Among all comers in the atezolizumab (n = 360) and placebo arms (n = 189), 22.5% vs 23.3% had dMMR status. Furthermore, 67.5% vs 66.7% had recurrent disease status, and 70.6% vs 68.2% did not receive previous chemotherapy. Among patients with newly diagnosed disease in the respective arms, 75.2% vs 85.7% had measurable disease. The median age was 67 years (range, 30-89) vs 65 years (range, 30-89), and most patients were Caucasian (80.3% vs 75.7%), had PD-L1–negative disease (68.6% vs 68.2%), and had intact ARID1A expression (68.9% vs 69.3%).

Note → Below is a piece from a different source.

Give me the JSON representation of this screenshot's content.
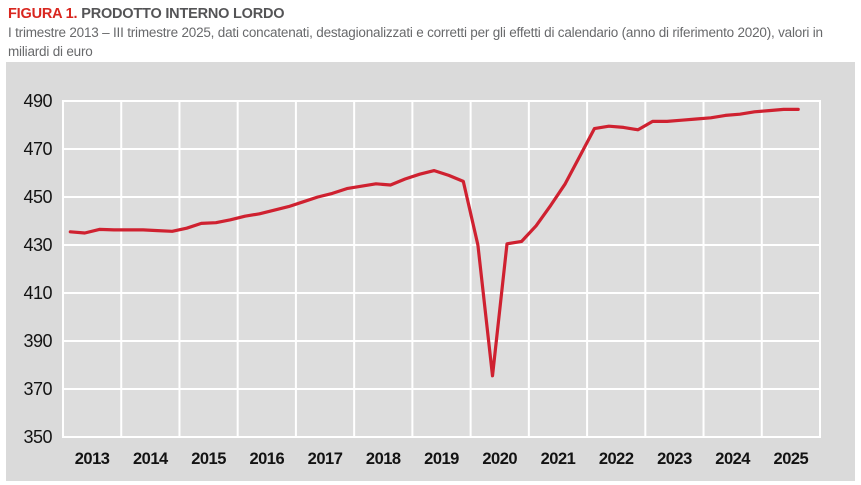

Any-grade adverse effects (AEs) occurred in 98.6% vs 100% of patients in the atezolizumab and placebo arms, respectively; those related to atezolizumab vs placebo occurred in 75.8% vs 63.8%. Grade 3 or higher AEs were observed in 26.4% vs 14.1% of the respective arms, and fatal AEs related to either agent occurred in 0.3% vs 0.5% of patients.

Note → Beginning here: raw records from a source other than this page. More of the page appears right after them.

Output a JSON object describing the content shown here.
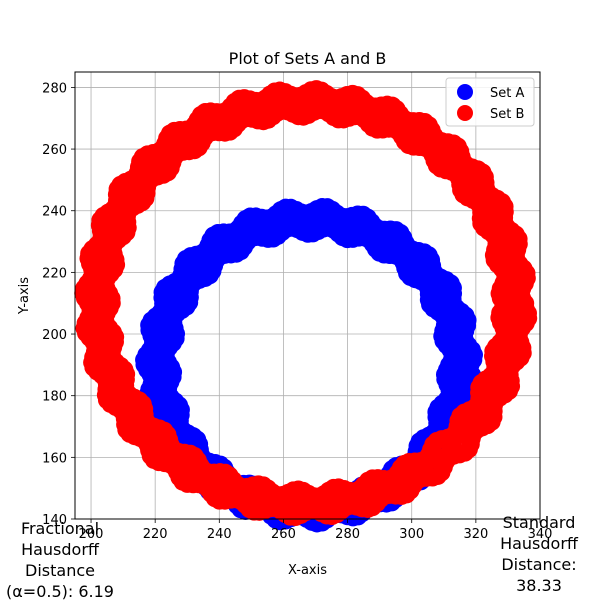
{
  "chart_data": {
    "type": "scatter",
    "title": "Plot of Sets A and B",
    "xlabel": "X-axis",
    "ylabel": "Y-axis",
    "xlim": [
      195,
      340
    ],
    "ylim": [
      140,
      285
    ],
    "xticks": [
      200,
      220,
      240,
      260,
      280,
      300,
      320,
      340
    ],
    "yticks": [
      140,
      160,
      180,
      200,
      220,
      240,
      260,
      280
    ],
    "grid": true,
    "legend_position": "top-right",
    "series": [
      {
        "name": "Set A",
        "color": "#0000ff",
        "shape": "ring",
        "center": [
          268,
          190
        ],
        "inner_radius": 42,
        "outer_radius": 52
      },
      {
        "name": "Set B",
        "color": "#ff0000",
        "shape": "ring",
        "center": [
          267,
          210
        ],
        "inner_radius": 60,
        "outer_radius": 70
      }
    ],
    "annotations": {
      "left": "Fractional\nHausdorff\nDistance\n(α=0.5): 6.19",
      "right": "Standard\nHausdorff\nDistance:\n38.33"
    }
  }
}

The most common AEs in the atezolizumab and placebo arms were anemia (41.3% vs 35.1%), fatigue (39.0% vs 41.1%), neutropenia (40.7% vs 39.5%), peripheral sensory neuropathy (38.8% vs 39.5%), nausea (34.0% vs 37.3%), and alopecia (31.5% vs 36.2%).

Reference

Ginesta MP, Biagioli E, Harano K, et al. Final overall survival (OS) results from the randomized double-blind phase III AtTEnd/ENGOT-EN7 trial evaluating atezolizumab in combination with paclitaxel and carboplatin in women with advanced/recurrent endometrial cancer. Presented at the European Society for Medical Oncology (ESMO) Congress 2025; October 17-21, 2025; Berlin, Germany. Abstract LBA39.